Male student puts his arm around a female student; she doesn't like it
Hand touches someone else's body
Richard Rood

We strive to be a place where everyone feels safe. We want to cultivate an Erasmian community that operates fundamentally on the grounds of mutual respect between all its members - staff, students and guests. Consequently, any form of unwanted sexual behavior, harassment or violence is not tolerated within our institution. Several initiatives have been set up to tackle unwanted behaviour.

Research commissioned by Amnesty showed that 1 in 10 students has experienced rape during their study period in the Netherlands. Erasmus Magazine featured a number of articles on this topic, focussing on our university.

These numbers by Amnesty are unacceptable. We cannot be a proud university community and cannot fully reach our Erasmian values when our students - female, male, nonbinary, cisgender, transgender, queer, straight, gay, lesbian, bisexual, intersexual, pansexual, asexual; all identifications - are not experiencing social safety and sexual health.

Our university is committed to being welcoming, respectful and inclusive. We continuously work to create an inclusive work and study environment. For everyone.

Sexually unwanted behaviour

So, let it be clear that what is shown in the video is what we do not want for our students. But what do we want when it comes to our students’ social safety and sexual health?

Sexual health

According to the World Health Organization, sexual health is: “A state of physical, emotional, mental and social well-being in relation to sexuality; it is not merely the absence of disease, dysfunction or infirmity. Sexual health requires a positive and respectful approach to sexuality and sexual relationships, as well as the possibility of having pleasurable and safe sexual experiences, free of coercion, discrimination and violence. For sexual health to be attained and maintained, the sexual rights of all persons must be respected, protected and fulfilled.” (WHO, 2006).

In this definition, we see multiple dimensions:

  1. Sexual health is not only something physical, but it is also about emotional, mental and social well-being.

  2. Sexual health is not only about the absence of negative aspects, but also about the presence of positive aspects.

  3. Sexual health is not only an individual thing, but also very much something interpersonal and relational.

(Erasmus Love Lab)

Male student checking out female student
Richard Rood

Sexual consent

“Sexual activity requires consent, which is defined as positive, unambiguous, and voluntary agreement to engage in specific sexual activity throughout a sexual encounter.

  • Consent cannot be inferred from the absence of a "no"; a clear "yes," verbal or otherwise, is necessary.
  • Consent to some sexual acts does not imply consent to others, nor does past consent to a given act imply present or future consent.
  • Consent must be ongoing throughout a sexual encounter and can be revoked at any time.
  • Consent cannot be obtained by threat, coercion, or force. Agreement under such circumstances does not constitute consent.
  • Consent cannot be obtained from someone who is asleep or otherwise mentally or physically incapacitated, whether due to alcohol, drugs, or some other condition. A person is mentally or physically incapacitated when that person lacks the ability to make or act on considered decisions to engage in sexual activity. Engaging in sexual activity with a person whom you know - or reasonably should know - to be incapacitated constitutes sexual misconduct.”

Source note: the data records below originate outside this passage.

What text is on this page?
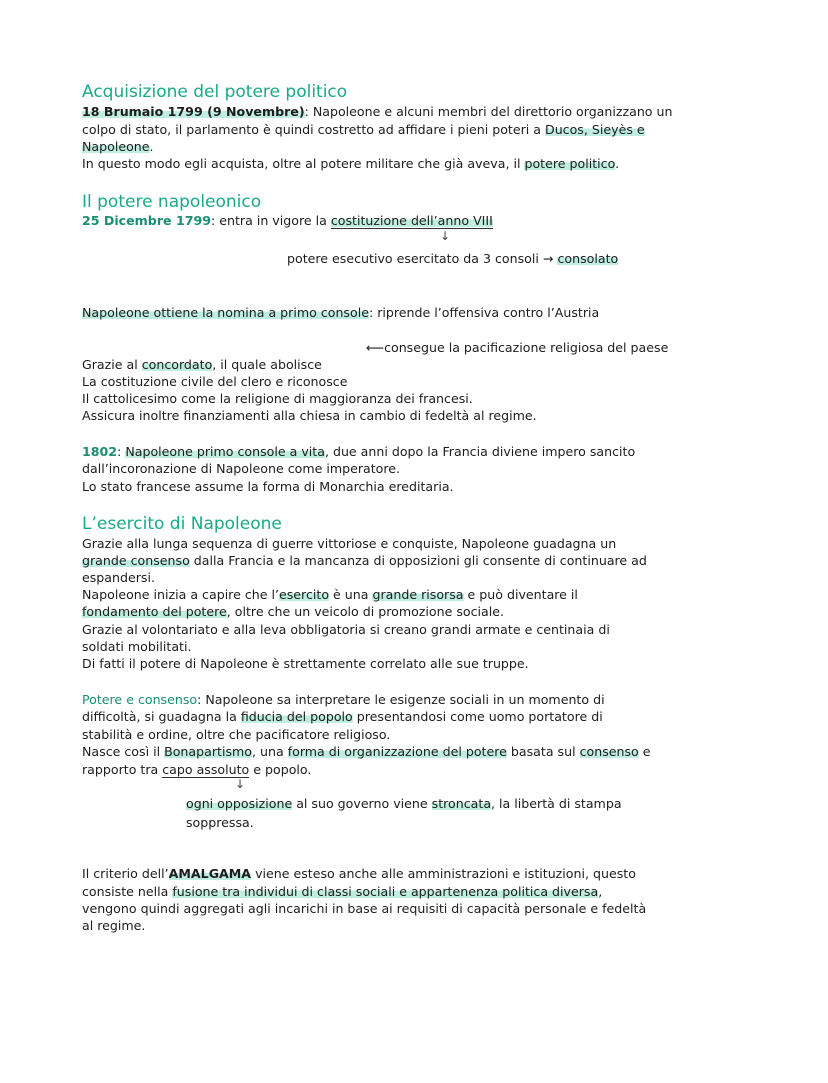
Acquisizione del potere politico

18 Brumaio 1799 (9 Novembre): Napoleone e alcuni membri del direttorio organizzano un

colpo di stato, il parlamento è quindi costretto ad affidare i pieni poteri a Ducos, Sieyès e

Napoleone.

In questo modo egli acquista, oltre al potere militare che già aveva, il potere politico.

Il potere napoleonico

25 Dicembre 1799: entra in vigore la costituzione dell’anno VIII

↓

potere esecutivo esercitato da 3 consoli → consolato

Napoleone ottiene la nomina a primo console: riprende l’offensiva contro l’Austria

⟵consegue la pacificazione religiosa del paese

Grazie al concordato, il quale abolisce

La costituzione civile del clero e riconosce

Il cattolicesimo come la religione di maggioranza dei francesi.

Assicura inoltre finanziamenti alla chiesa in cambio di fedeltà al regime.

1802: Napoleone primo console a vita, due anni dopo la Francia diviene impero sancito

dall’incoronazione di Napoleone come imperatore.

Lo stato francese assume la forma di Monarchia ereditaria.

L’esercito di Napoleone

Grazie alla lunga sequenza di guerre vittoriose e conquiste, Napoleone guadagna un

grande consenso dalla Francia e la mancanza di opposizioni gli consente di continuare ad

espandersi.

Napoleone inizia a capire che l’esercito è una grande risorsa e può diventare il

fondamento del potere, oltre che un veicolo di promozione sociale.

Grazie al volontariato e alla leva obbligatoria si creano grandi armate e centinaia di

soldati mobilitati.

Di fatti il potere di Napoleone è strettamente correlato alle sue truppe.

Potere e consenso: Napoleone sa interpretare le esigenze sociali in un momento di

difficoltà, si guadagna la fiducia del popolo presentandosi come uomo portatore di

stabilità e ordine, oltre che pacificatore religioso.

Nasce così il Bonapartismo, una forma di organizzazione del potere basata sul consenso e

rapporto tra capo assoluto e popolo.

↓

ogni opposizione al suo governo viene stroncata, la libertà di stampa

soppressa.

Il criterio dell’AMALGAMA viene esteso anche alle amministrazioni e istituzioni, questo

consiste nella fusione tra individui di classi sociali e appartenenza politica diversa,

vengono quindi aggregati agli incarichi in base ai requisiti di capacità personale e fedeltà

al regime.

(Yale; available at: http://smr.yale.edu/definitions-sexual-misconduct-consent-and-harassment).

Sexual violence

When we talk about sexual violence, we talk about every type of intimate or sexual activity that goes against someone’s free will and desire at that moment. It can be with a total stranger, or with someone known to you, or your dating partner. It can happen physically - in real life - and it can happen online.

What we do

We created an action plan against sexual violence, see below. We are raising more awareness through dialogue, trainings, and workshops on boundaries, communication and consent. These activities are aimed at dismantling stigma around these topics and to make students aware of their own boundaries, how to respect those of others and how to talk about them in group spheres. 

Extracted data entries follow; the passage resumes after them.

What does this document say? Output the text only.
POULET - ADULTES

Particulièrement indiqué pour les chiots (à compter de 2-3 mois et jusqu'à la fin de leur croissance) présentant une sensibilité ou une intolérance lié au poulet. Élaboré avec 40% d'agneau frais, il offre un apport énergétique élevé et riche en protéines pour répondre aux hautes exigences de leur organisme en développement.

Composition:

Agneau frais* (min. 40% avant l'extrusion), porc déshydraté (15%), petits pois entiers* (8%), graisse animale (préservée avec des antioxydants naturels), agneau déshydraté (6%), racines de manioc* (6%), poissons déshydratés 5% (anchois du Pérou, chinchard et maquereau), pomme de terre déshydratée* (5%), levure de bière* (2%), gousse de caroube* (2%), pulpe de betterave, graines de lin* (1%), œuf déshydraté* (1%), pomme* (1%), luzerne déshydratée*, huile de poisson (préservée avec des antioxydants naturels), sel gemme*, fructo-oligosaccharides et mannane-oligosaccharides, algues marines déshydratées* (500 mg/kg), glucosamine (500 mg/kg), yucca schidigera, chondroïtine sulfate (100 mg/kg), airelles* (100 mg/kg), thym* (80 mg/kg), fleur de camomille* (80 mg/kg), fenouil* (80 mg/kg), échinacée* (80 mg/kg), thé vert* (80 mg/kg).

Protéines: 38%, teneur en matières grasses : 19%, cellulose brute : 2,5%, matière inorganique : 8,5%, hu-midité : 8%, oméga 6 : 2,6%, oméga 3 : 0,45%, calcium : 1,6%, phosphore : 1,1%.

Our action plan against sexual violence contains a.o. topical training for students and staff, workshops on consent and an awareness campaign about sexually unwanted behaviour of which the video on this webpage is one of the aspects. This video is shown during Eureka week (the introduction period for new students) and is accompanied by a.o. posters, leaflets, online posts.

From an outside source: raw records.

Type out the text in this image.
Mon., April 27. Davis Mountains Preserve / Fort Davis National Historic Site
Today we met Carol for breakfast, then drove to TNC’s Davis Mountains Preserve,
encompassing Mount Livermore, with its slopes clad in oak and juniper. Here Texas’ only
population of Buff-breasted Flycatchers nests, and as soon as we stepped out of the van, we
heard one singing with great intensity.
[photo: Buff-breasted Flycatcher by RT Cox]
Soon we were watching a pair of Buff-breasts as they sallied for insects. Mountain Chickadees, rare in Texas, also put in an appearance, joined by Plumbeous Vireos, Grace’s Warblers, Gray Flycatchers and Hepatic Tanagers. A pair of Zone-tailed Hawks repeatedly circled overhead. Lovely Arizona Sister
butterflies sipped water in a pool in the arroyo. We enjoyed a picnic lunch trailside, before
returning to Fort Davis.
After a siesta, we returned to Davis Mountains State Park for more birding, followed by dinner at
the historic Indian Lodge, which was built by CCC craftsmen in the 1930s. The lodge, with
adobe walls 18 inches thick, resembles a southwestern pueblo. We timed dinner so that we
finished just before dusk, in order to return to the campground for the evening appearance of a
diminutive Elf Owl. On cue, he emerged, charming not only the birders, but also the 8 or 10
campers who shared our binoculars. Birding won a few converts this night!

The goal is to inform our new students on the values EUR adheres to concerning consent, encourage them to think critically about their own wishes and boundaries and those of others, and show the importance of communicating about this.

We have a network of confidential counsellors who are there for students and staff members. There is a EUR complaints procedure for inappropriate behaviour to report unwanted conduct. 

Furthermore we have a ‘Meldcode Huiselijk Geweld en Kindermishandeling’ (Domestic violence and child abuse protocol) and a ‘Richtlijn voor leidinggevenden bij Agressie en geweld’ (Guideline for managers regarding Aggression and violence).